Temer encontra Netanyahu, Abbas e Al-Sisi à margem da Assembleia da ONU

Nações Unidas, Estados Unidos, 20 Set 2017 (AFP) - O presidente Michel Temer teve reuniões bilaterais nesta terça-feira com o primeiro-ministro israelense, Benjamin Netanyahu, o presidente palestino, Mahmud Abbas, e o presidente egípcio, Abdul Fatah Khalil Al-Sisi, à margem da Assembleia Geral da ONU.

Segundo informações do Itamaraty, durante o encontro, Netanyahu reconheceu que o Brasil se tornou um poder global. Temer convidou o premiê a visitar o Brasil e também foi convidado a ir a Israel. Netanyahu disse que vai visitar Lima, em abril. E, depois, pretende ir ao Brasil.

Temer declarou que a comunidade judaica é muito importante no Brasil. Netanyahu respondeu que é preciso criar voos diretos entre São Paulo e Tel Aviv.

Brasil e Israel têm sólida base de cooperação, mas podem fazer muito mais. Israelenses detêm 20% do investimento privado em segurança cibernética no mercado mundial. Netanyahu defendeu o desenvolvimento de softwares para a indústria automobilística e projetos de carros autônomos. Propôs joint ventures com empresas brasileiras.

Temer apresentou projetos de PPI (programa de parceria em investimentos) e disse querer investimentos israelenses. Netanyahu respondeu que quando for ao Brasil, vai levar uma grande comitiva de empresários.

Não foram divulgadas informações sobre o encontro com Abbas, realizado após a inauguração da Assembleia Geral, mas pelo Twitter o presidente brasileiro publicou uma foto da reunião e informou ter convidado o contraparte palestino a visitar o Brasil.

Também no Twitter, Temer publicou foto da reunião com o presidente egípcio Al-Sisi, e escreveu que o mandatário "quer aumentar o intercâmbio com o Brasil e oferece seu país como porta de entrada para a África e o Oriente Médio".

"Ele elogiou as reformas brasileiras e a rapidez que retiramos o País da recessão", acrescentou Temer em seu post.

- "Sem alternativas à democracia" -Mais cedo, ao inaugurar a Assembleia Geral da ONU, Temer disse que o Brasil está junto ao povo da Venezuela, onde não há lugar para alternativas à democracia.

"A situação dos direitos humanos na Venezuela continua a deteriorar-se", afirmou Temer, o primeiro presidente a se pronunciar, como é tradição no maior encontro diplomático do planeta.

"Estamos ao lado do povo venezuelano, a que nos ligam vínculos fraternais. Na América do Sul, já não há mais espaço para alternativas à democracia. É o que afirmamos no Mercosul, é o que seguiremos defendendo", afirmou o chefe de Estado brasileiro.

Temer discutiu a grave crise venezuelana em um jantar na noite de segunda com o presidente Donald Trump e seus colegas do Panamá e Colômbia, assim como a vice-presidente argentina.

Diante de seu público mundial no plenário da ONU, Temer defendeu o multilateralismo e sua gestão frente à maior economia latino-americana.

"O novo Brasil que está surgindo das reformas é um país mais aberto ao mundo", garantiu.

"É essa atitude de abertura que trazemos à ONU e que levamos ao Mercosul, ao G20, ao BRICS, ao IBAS e a todos os foros de que participamos. É essa atitude de abertura que adotamos com cada um de nossos parceiros - na nossa região e além dela", disse ainda.

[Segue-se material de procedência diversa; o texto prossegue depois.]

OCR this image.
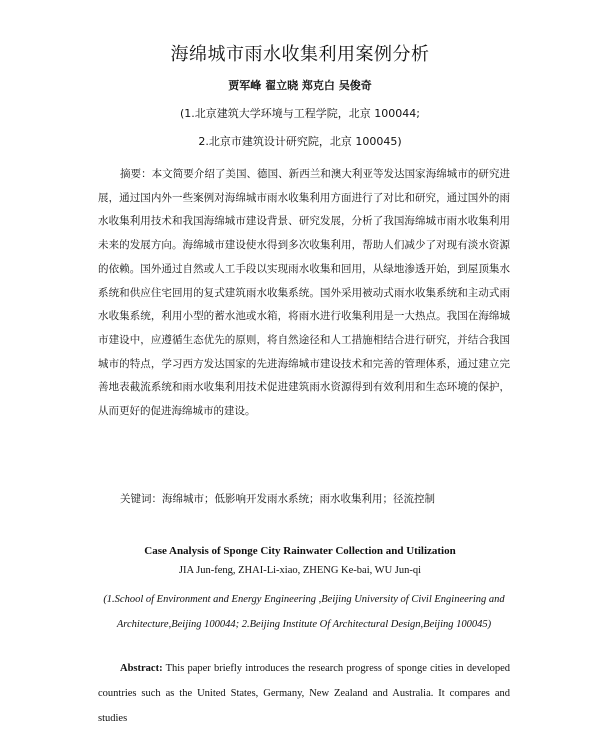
海绵城市雨水收集利用案例分析
贾军峰 翟立晓 郑克白 吴俊奇
(1.北京建筑大学环境与工程学院，北京 100044;
2.北京市建筑设计研究院，北京 100045)

摘要：本文简要介绍了美国、德国、新西兰和澳大利亚等发达国家海绵城市的研究进展，通过国内外一些案例对海绵城市雨水收集利用方面进行了对比和研究，通过国外的雨水收集利用技术和我国海绵城市建设背景、研究发展，分析了我国海绵城市雨水收集利用未来的发展方向。海绵城市建设使水得到多次收集利用，帮助人们减少了对现有淡水资源的依赖。国外通过自然或人工手段以实现雨水收集和回用，从绿地渗透开始，到屋顶集水系统和供应住宅回用的复式建筑雨水收集系统。国外采用被动式雨水收集系统和主动式雨水收集系统，利用小型的蓄水池或水箱，将雨水进行收集利用是一大热点。我国在海绵城市建设中，应遵循生态优先的原则，将自然途径和人工措施相结合进行研究，并结合我国城市的特点，学习西方发达国家的先进海绵城市建设技术和完善的管理体系，通过建立完善地表截流系统和雨水收集利用技术促进建筑雨水资源得到有效利用和生态环境的保护，从而更好的促进海绵城市的建设。

关键词：海绵城市；低影响开发雨水系统；雨水收集利用；径流控制
Case Analysis of Sponge City Rainwater Collection and Utilization
JIA Jun-feng, ZHAI-Li-xiao, ZHENG Ke-bai, WU Jun-qi

(1.School of Environment and Energy Engineering ,Beijing University of Civil Engineering and Architecture,Beijing 100044; 2.Beijing Institute Of Architectural Design,Beijing 100045)

Abstract: This paper briefly introduces the research progress of sponge cities in developed countries such as the United States, Germany, New Zealand and Australia. It compares and studies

"Com reformas estruturais, estamos superando uma crise econômica sem precedentes. Estamos resgatando o equilíbrio fiscal. E, com ele, a credibilidade da economia. Voltamos a gerar empregos. Recobramos a capacidade do Estado de levar adiante políticas sociais indispensáveis em um país como o nosso", acrescentou.

O desemprego ainda afeta quase 13% da população ativa do Brasil, mas o país começa a se recuperar da maior recessão de sua história. A inflação está cedendo, permitindo que o Banco Central continue reduzindo sua taxa básica de juros.

Temer, no entanto, é acusado de liderar uma organização criminosa em seu governo e conta com uma popularidade de apenas 5%.